L'Echo de la Fabrique : 4 novembre 1832 - Numéro 54

 AU RÉDACTEUR.

J’ai cru, Monsieur, que c’était une plaisanterie que votre concours ouvert pour trouver un nom euphonique, dites-vous, à la classe générale des ouvriers en soie. Je vois avec peine que vous y persistez : pourquoi donc, enfans ingrats, rougirions-nous du nom que nos pères nous ont laissé ! pourquoi cette susceptibilité, pour mieux dire, cette pruderie ? Qu’a donc de déshonorant le nom de canut ? qu’importe que ce soit par raillerie ou autrement qu’on nous le donne ? Par lui-même un mot n’a rien de fâcheux.

Appelons-nous canuts et soyons citoyens.

Votre concours à mon avis est inutile, et son but est oiseux ; ce n’est pas de trouver un nom à notre profession qu’il faut vous enquérir, permettez-moi de vous le dire, mais bien des améliorations à notre état social. Je me suis laissé dire que dans une ville qu’on appelait Bysance, et qui était assiégée par une armée ennemie, des moines qui l’habitaient discutaient gravement une question théologique ; pendant ce temps l’ennemi prit la ville, et les moines allèrent en esclavage continuer leur lumineuse discussion. Sans remonter à une époque éloignée, sous le consulat de Bonaparte, on discuta beaucoup sur l’importance relative des mots citoyen et Monsieur ; et pendant ce débat, la république périt i 1. Serions-nous, par hazard, à notre insu, dans une position analogue.

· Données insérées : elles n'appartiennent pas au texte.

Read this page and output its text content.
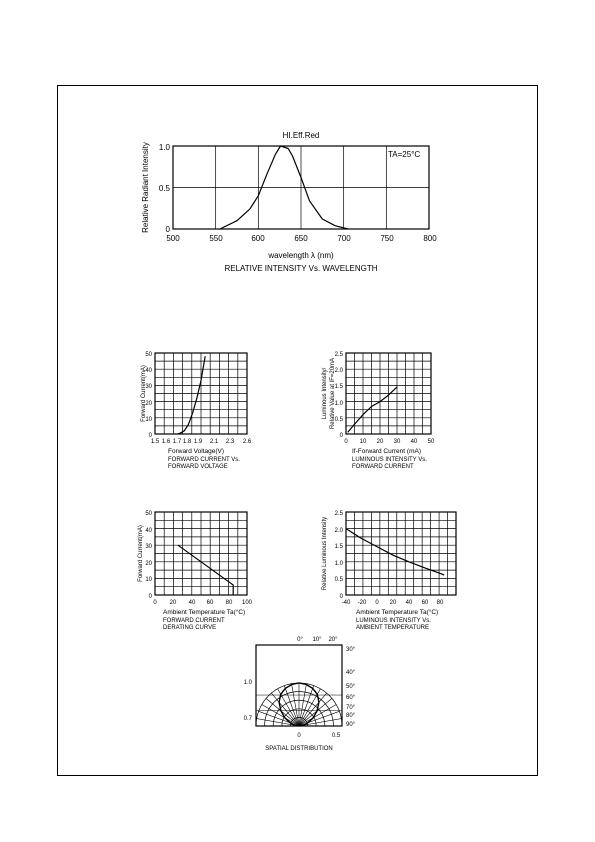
500	550	600	650	700	750	800
0
0.5
1.0
wavelength λ (nm)
Relative Radiant Intensity
RELATIVE INTENSITY Vs. WAVELENGTH
HI.Eff.Red
TA=25°C
1.5 1.6 1.7 1.8 1.9 2.1 2.3 2.6
0
10
20
30
40
50
Forward Voltage(V)
Forward Current(mA)
FORWARD CURRENT Vs.
FORWARD VOLTAGE
0 10 20 30 40 50
0
0.5
1.0
1.5
2.0
2.5
If-Forward Current (mA)
Luminous Intensity/ Relative Value at IF=20mA
LUMINOUS INTENSITY Vs.
FORWARD CURRENT
0 20 40 60 80 100
0
10
20
30
40
50
Ambient Temperature Ta(°C)
Forward Current(mA)
FORWARD CURRENT
DERATING CURVE
-40 -20 0 20 40 60 80
0
0.5
1.0
1.5
2.0
2.5
Ambient Temperature Ta(°C)
Relative Luminous Intensity
LUMINOUS INTENSITY Vs.
AMBIENT TEMPERATURE
0° 10° 20°
30°
40°
50°
60°
70°
80°
90°
1.0
0.7
0	0.5
SPATIAL DISTRIBUTION
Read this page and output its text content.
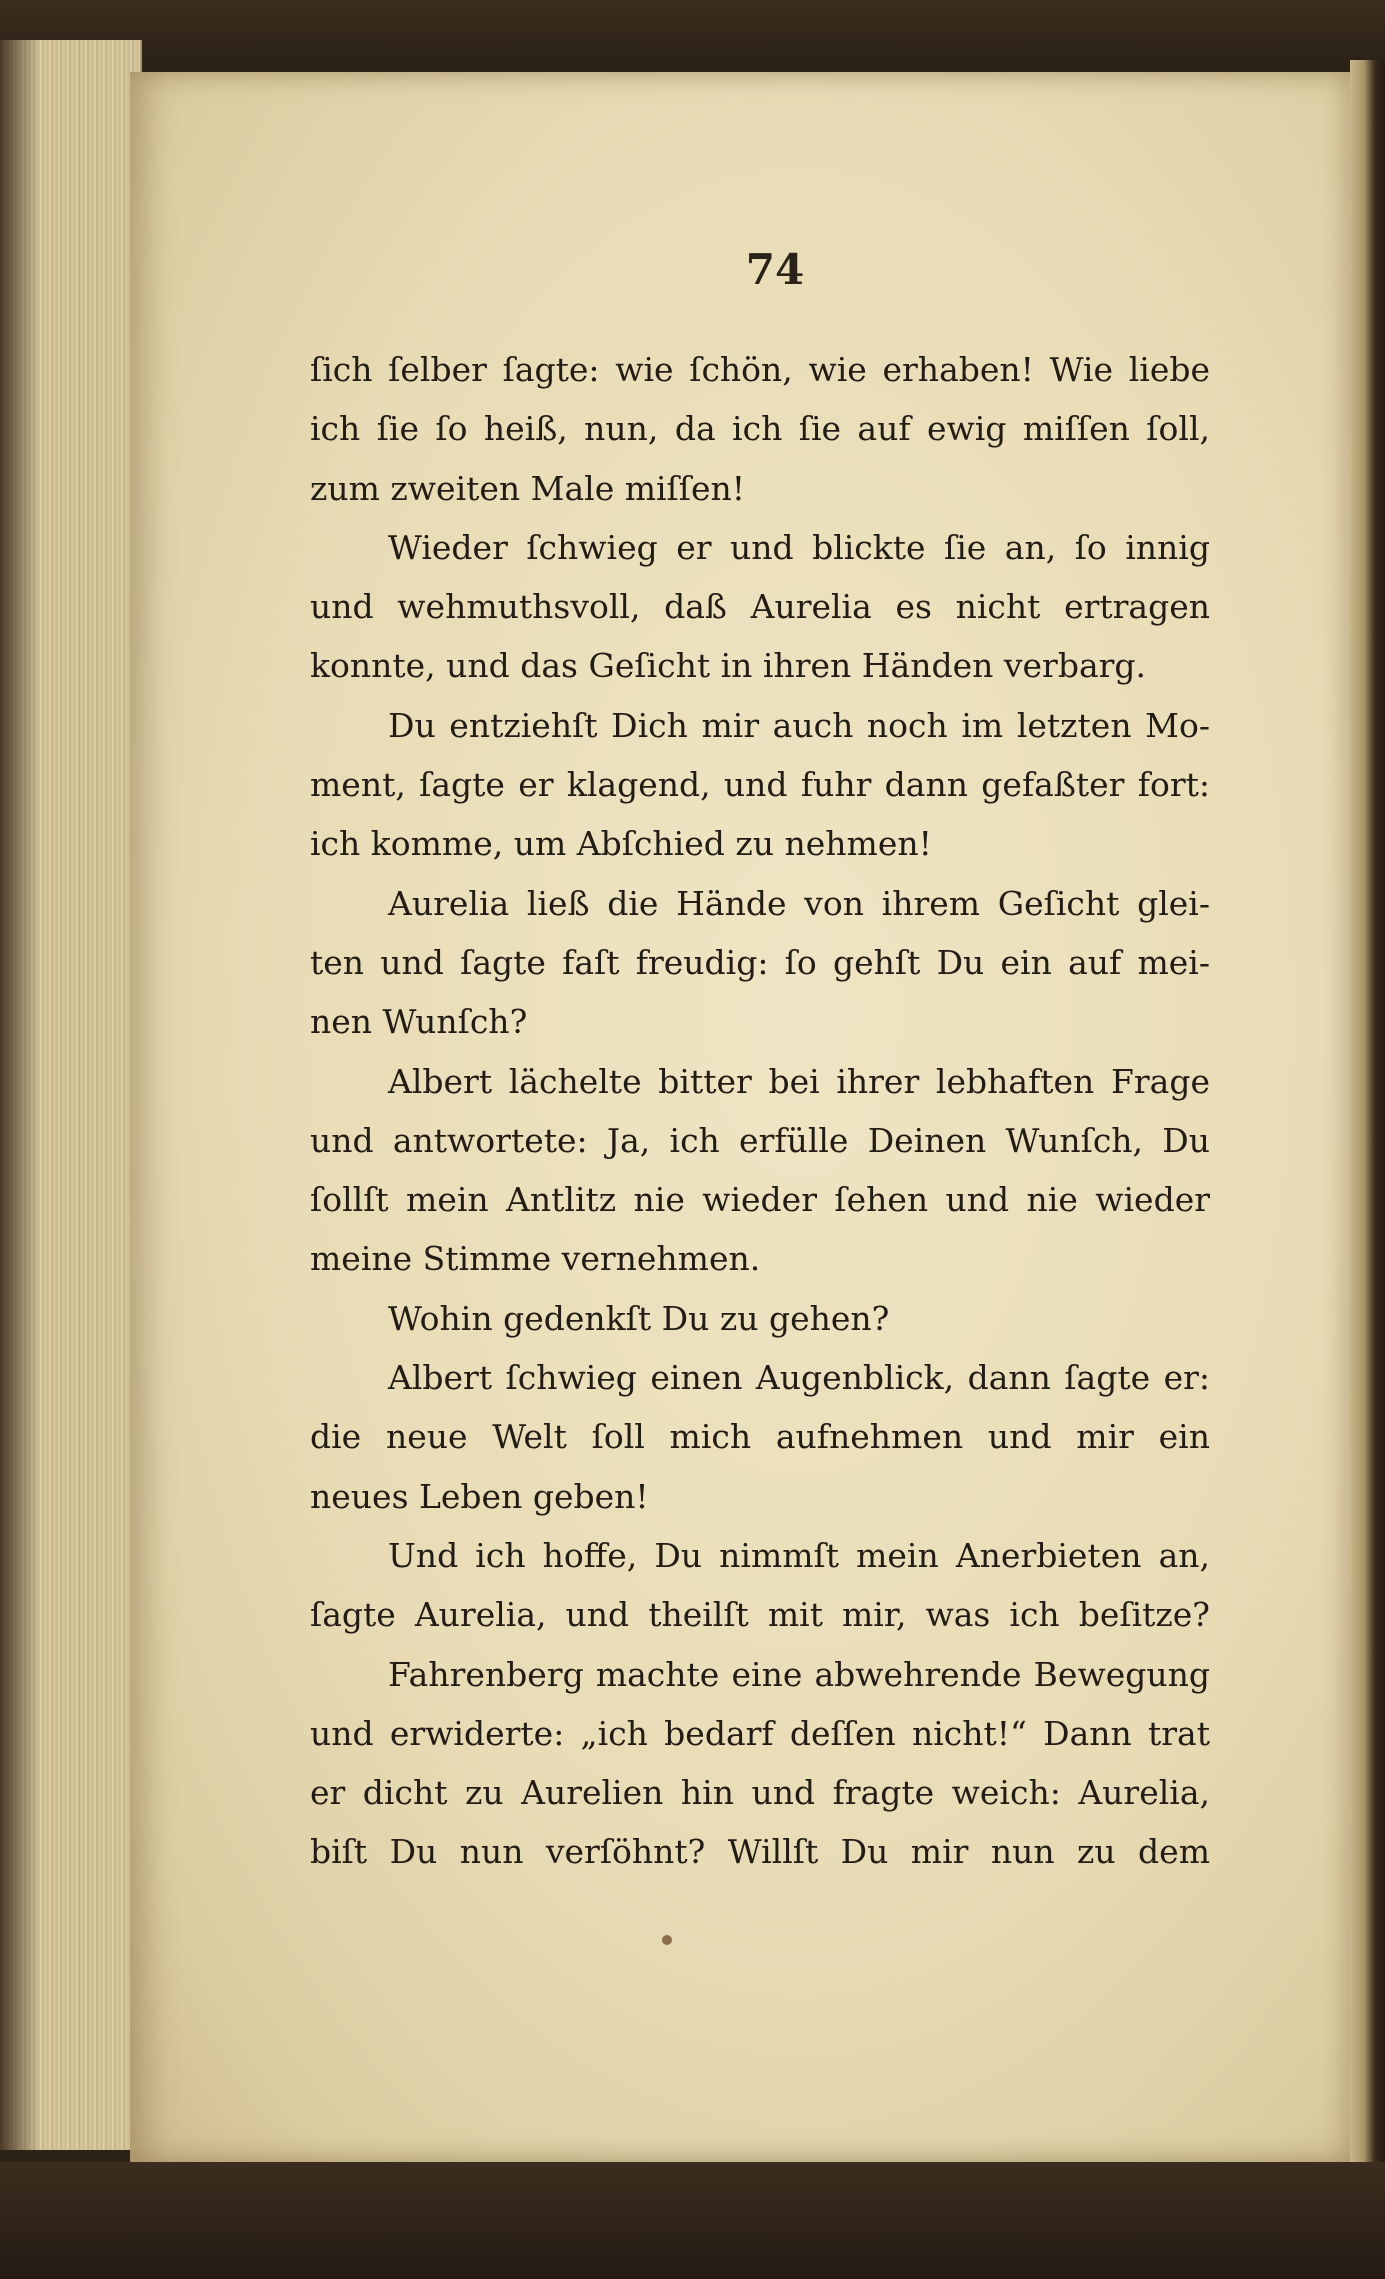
74
ſich ſelber ſagte: wie ſchön, wie erhaben! Wie liebe
ich ſie ſo heiß, nun, da ich ſie auf ewig miſſen ſoll,
zum zweiten Male miſſen!
Wieder ſchwieg er und blickte ſie an, ſo innig
und wehmuthsvoll, daß Aurelia es nicht ertragen
konnte, und das Geſicht in ihren Händen verbarg.
Du entziehſt Dich mir auch noch im letzten Mo-
ment, ſagte er klagend, und fuhr dann gefaßter fort:
ich komme, um Abſchied zu nehmen!
Aurelia ließ die Hände von ihrem Geſicht glei-
ten und ſagte faſt freudig: ſo gehſt Du ein auf mei-
nen Wunſch?
Albert lächelte bitter bei ihrer lebhaften Frage
und antwortete: Ja, ich erfülle Deinen Wunſch, Du
ſollſt mein Antlitz nie wieder ſehen und nie wieder
meine Stimme vernehmen.
Wohin gedenkſt Du zu gehen?
Albert ſchwieg einen Augenblick, dann ſagte er:
die neue Welt ſoll mich aufnehmen und mir ein
neues Leben geben!
Und ich hoffe, Du nimmſt mein Anerbieten an,
ſagte Aurelia, und theilſt mit mir, was ich beſitze?
Fahrenberg machte eine abwehrende Bewegung
und erwiderte: „ich bedarf deſſen nicht!“ Dann trat
er dicht zu Aurelien hin und fragte weich: Aurelia,
biſt Du nun verſöhnt? Willſt Du mir nun zu dem
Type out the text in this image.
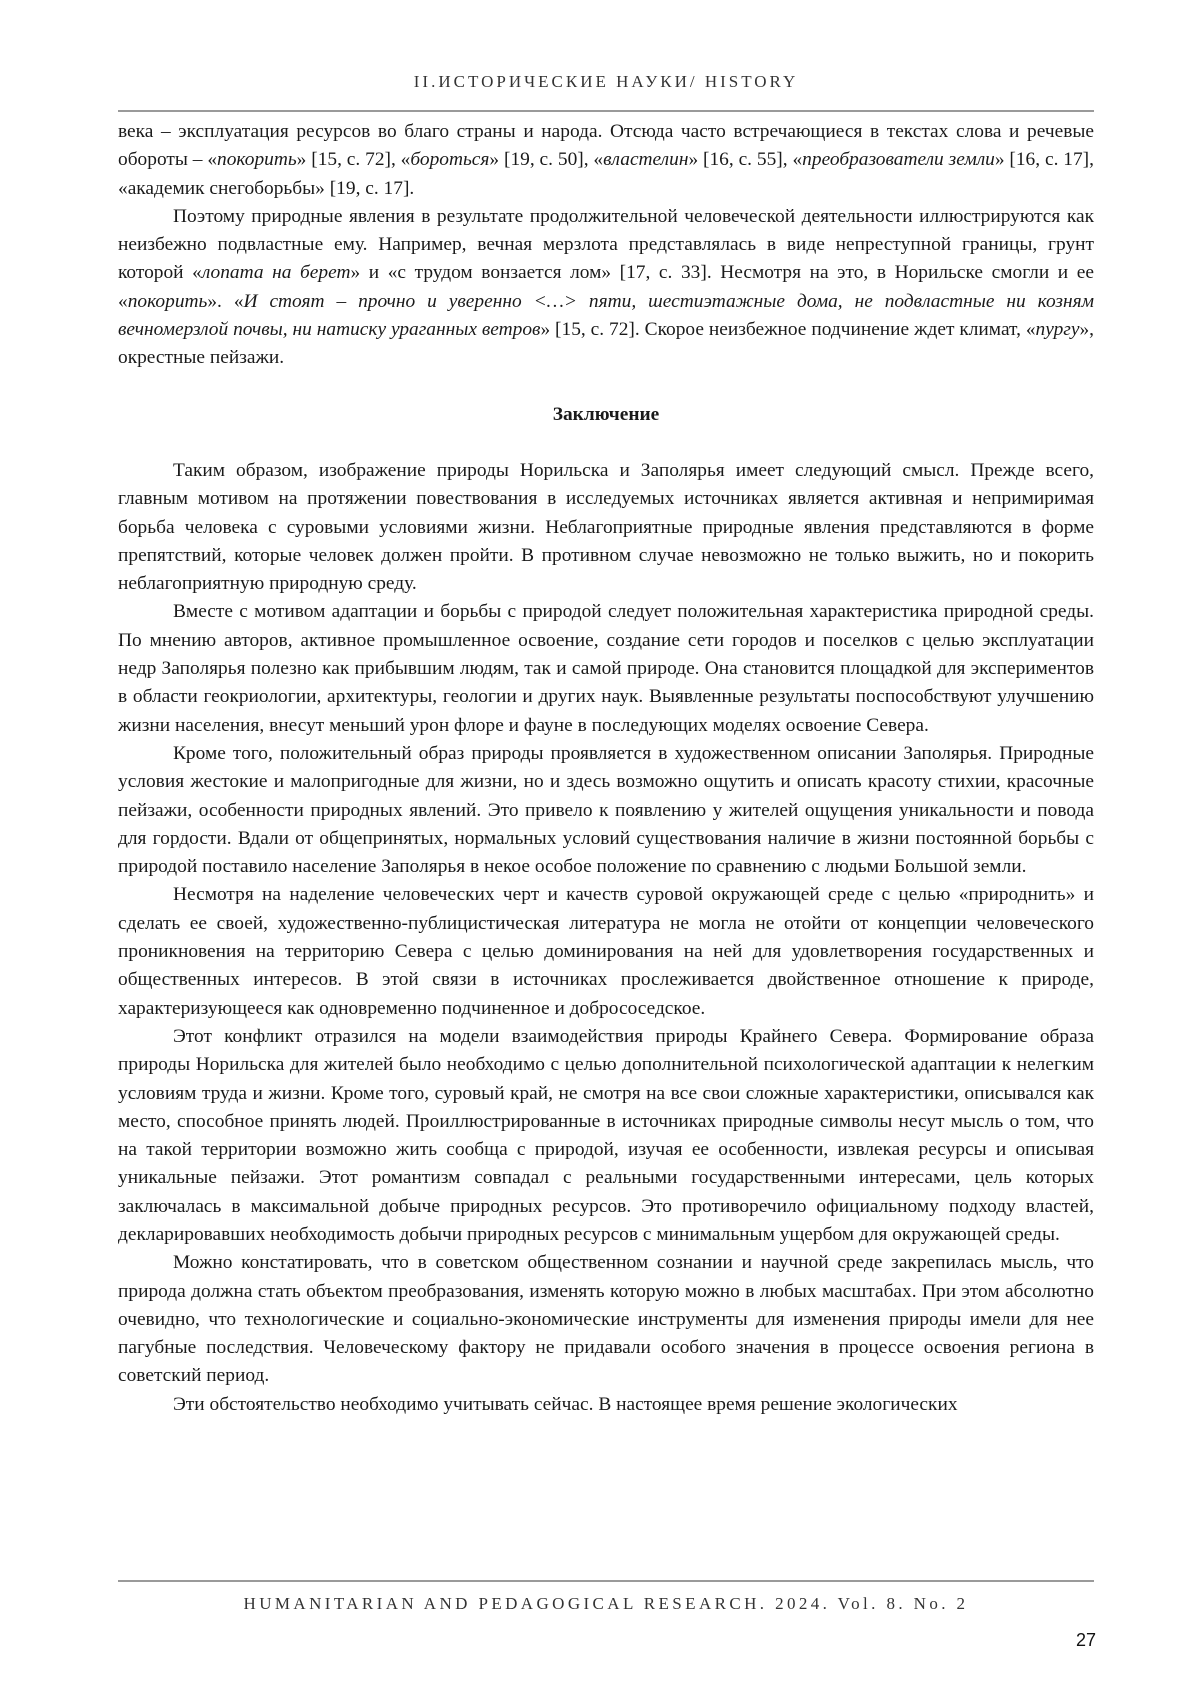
II.ИСТОРИЧЕСКИЕ НАУКИ/ HISTORY

века – эксплуатация ресурсов во благо страны и народа. Отсюда часто встречающиеся в текстах слова и речевые обороты – «покорить» [15, с. 72], «бороться» [19, с. 50], «властелин» [16, с. 55], «преобразователи земли» [16, с. 17], «академик снегоборьбы» [19, с. 17].

Поэтому природные явления в результате продолжительной человеческой деятельности иллюстрируются как неизбежно подвластные ему. Например, вечная мерзлота представлялась в виде непреступной границы, грунт которой «лопата на берет» и «с трудом вонзается лом» [17, с. 33]. Несмотря на это, в Норильске смогли и ее «покорить». «И стоят – прочно и уверенно <…> пяти, шестиэтажные дома, не подвластные ни козням вечномерзлой почвы, ни натиску ураганных ветров» [15, с. 72]. Скорое неизбежное подчинение ждет климат, «пургу», окрестные пейзажи.

Заключение

Таким образом, изображение природы Норильска и Заполярья имеет следующий смысл. Прежде всего, главным мотивом на протяжении повествования в исследуемых источниках является активная и непримиримая борьба человека с суровыми условиями жизни. Неблагоприятные природные явления представляются в форме препятствий, которые человек должен пройти. В противном случае невозможно не только выжить, но и покорить неблагоприятную природную среду.

Вместе с мотивом адаптации и борьбы с природой следует положительная характеристика природной среды. По мнению авторов, активное промышленное освоение, создание сети городов и поселков с целью эксплуатации недр Заполярья полезно как прибывшим людям, так и самой природе. Она становится площадкой для экспериментов в области геокриологии, архитектуры, геологии и других наук. Выявленные результаты поспособствуют улучшению жизни населения, внесут меньший урон флоре и фауне в последующих моделях освоение Севера.

Кроме того, положительный образ природы проявляется в художественном описании Заполярья. Природные условия жестокие и малопригодные для жизни, но и здесь возможно ощутить и описать красоту стихии, красочные пейзажи, особенности природных явлений. Это привело к появлению у жителей ощущения уникальности и повода для гордости. Вдали от общепринятых, нормальных условий существования наличие в жизни постоянной борьбы с природой поставило население Заполярья в некое особое положение по сравнению с людьми Большой земли.

Несмотря на наделение человеческих черт и качеств суровой окружающей среде с целью «природнить» и сделать ее своей, художественно-публицистическая литература не могла не отойти от концепции человеческого проникновения на территорию Севера с целью доминирования на ней для удовлетворения государственных и общественных интересов. В этой связи в источниках прослеживается двойственное отношение к природе, характеризующееся как одновременно подчиненное и добрососедское.

Этот конфликт отразился на модели взаимодействия природы Крайнего Севера. Формирование образа природы Норильска для жителей было необходимо с целью дополнительной психологической адаптации к нелегким условиям труда и жизни. Кроме того, суровый край, не смотря на все свои сложные характеристики, описывался как место, способное принять людей. Проиллюстрированные в источниках природные символы несут мысль о том, что на такой территории возможно жить сообща с природой, изучая ее особенности, извлекая ресурсы и описывая уникальные пейзажи. Этот романтизм совпадал с реальными государственными интересами, цель которых заключалась в максимальной добыче природных ресурсов. Это противоречило официальному подходу властей, декларировавших необходимость добычи природных ресурсов с минимальным ущербом для окружающей среды.

Можно констатировать, что в советском общественном сознании и научной среде закрепилась мысль, что природа должна стать объектом преобразования, изменять которую можно в любых масштабах. При этом абсолютно очевидно, что технологические и социально-экономические инструменты для изменения природы имели для нее пагубные последствия. Человеческому фактору не придавали особого значения в процессе освоения региона в советский период.

Эти обстоятельство необходимо учитывать сейчас. В настоящее время решение экологических

HUMANITARIAN AND PEDAGOGICAL RESEARCH. 2024. Vol. 8. No. 2
27
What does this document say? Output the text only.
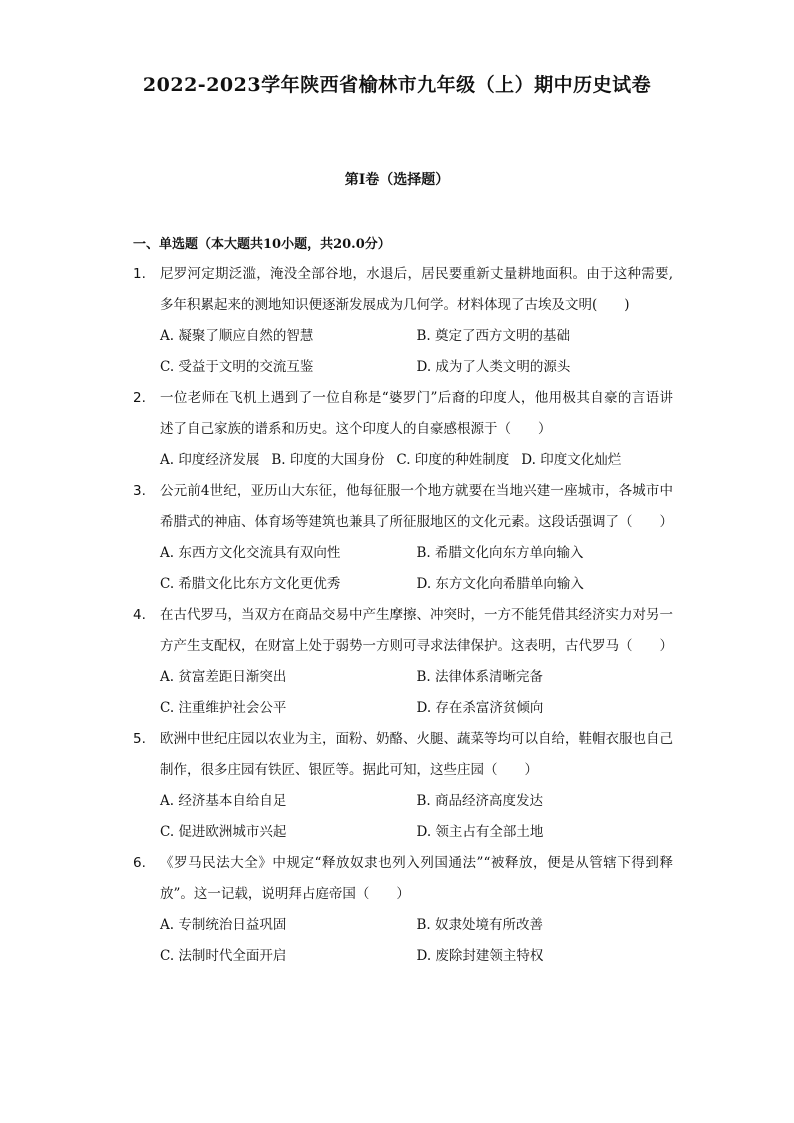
2022-2023学年陕西省榆林市九年级（上）期中历史试卷
第I卷（选择题）
一、单选题（本大题共10小题，共20.0分）
1. 尼罗河定期泛滥，淹没全部谷地，水退后，居民要重新丈量耕地面积。由于这种需要,多年积累起来的测地知识便逐渐发展成为几何学。材料体现了古埃及文明(　　)
A. 凝聚了顺应自然的智慧	B. 奠定了西方文明的基础
C. 受益于文明的交流互鉴	D. 成为了人类文明的源头
2. 一位老师在飞机上遇到了一位自称是“婆罗门”后裔的印度人，他用极其自豪的言语讲述了自己家族的谱系和历史。这个印度人的自豪感根源于（　　）
A. 印度经济发展 B. 印度的大国身份 C. 印度的种姓制度 D. 印度文化灿烂
3. 公元前4世纪，亚历山大东征，他每征服一个地方就要在当地兴建一座城市，各城市中希腊式的神庙、体育场等建筑也兼具了所征服地区的文化元素。这段话强调了（　　）
A. 东西方文化交流具有双向性	B. 希腊文化向东方单向输入
C. 希腊文化比东方文化更优秀	D. 东方文化向希腊单向输入
4. 在古代罗马，当双方在商品交易中产生摩擦、冲突时，一方不能凭借其经济实力对另一方产生支配权，在财富上处于弱势一方则可寻求法律保护。这表明，古代罗马（　　）
A. 贫富差距日渐突出	B. 法律体系清晰完备
C. 注重维护社会公平	D. 存在杀富济贫倾向
5. 欧洲中世纪庄园以农业为主，面粉、奶酪、火腿、蔬菜等均可以自给，鞋帽衣服也自己制作，很多庄园有铁匠、银匠等。据此可知，这些庄园（　　）
A. 经济基本自给自足	B. 商品经济高度发达
C. 促进欧洲城市兴起	D. 领主占有全部土地
6. 《罗马民法大全》中规定“释放奴隶也列入列国通法”“被释放，便是从管辖下得到释放”。这一记载，说明拜占庭帝国（　　）
A. 专制统治日益巩固	B. 奴隶处境有所改善
C. 法制时代全面开启	D. 废除封建领主特权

[4.2]Je vous propose donc de fermer une discussion au moins intempestive, et de chercher au contraire à rendre au nom de canut toute la gloire qu’il mérite, étant porté par des hommes probres et laborieux.

Intitulez-vous hautement journal des canuts, on en rira d’abord, ensuite on s’y accoutumera ; ce nom deviendra aussi noble que celui de banquier, médecin, avocat, etc., et vous aurez fait un acte de haute sagesse.

Labory.

Note du Rédacteur. – Nous n’aurions pas songé à ouvrir ce concours, si nous n’y avions été sollicité par plusieurs chefs d’atelier : d’ailleurs, dès l’instant qu’un grand nombre d’ouvriers, en prenant le nom de ferrandiniers, annonçaient par là l’intention de changer celui sous lequel ils sont habituellement connus, il nous convenait de régulariser cette pensée. Nous ne croyons pas avoir besoin, du reste, de tranquilliser, M. Labory, ainsi que ceux qui pourraient être de son avis, sur la crainte qu’on pourrait concevoir que, détournés par une occupation dont nous avouons que l’importance n’est pas du premier ordre, nous ne portions pas notre attention sur les améliorations nécessaires au bien-être de la classe ouvrière. Notre passé doit répondre de notre avenir.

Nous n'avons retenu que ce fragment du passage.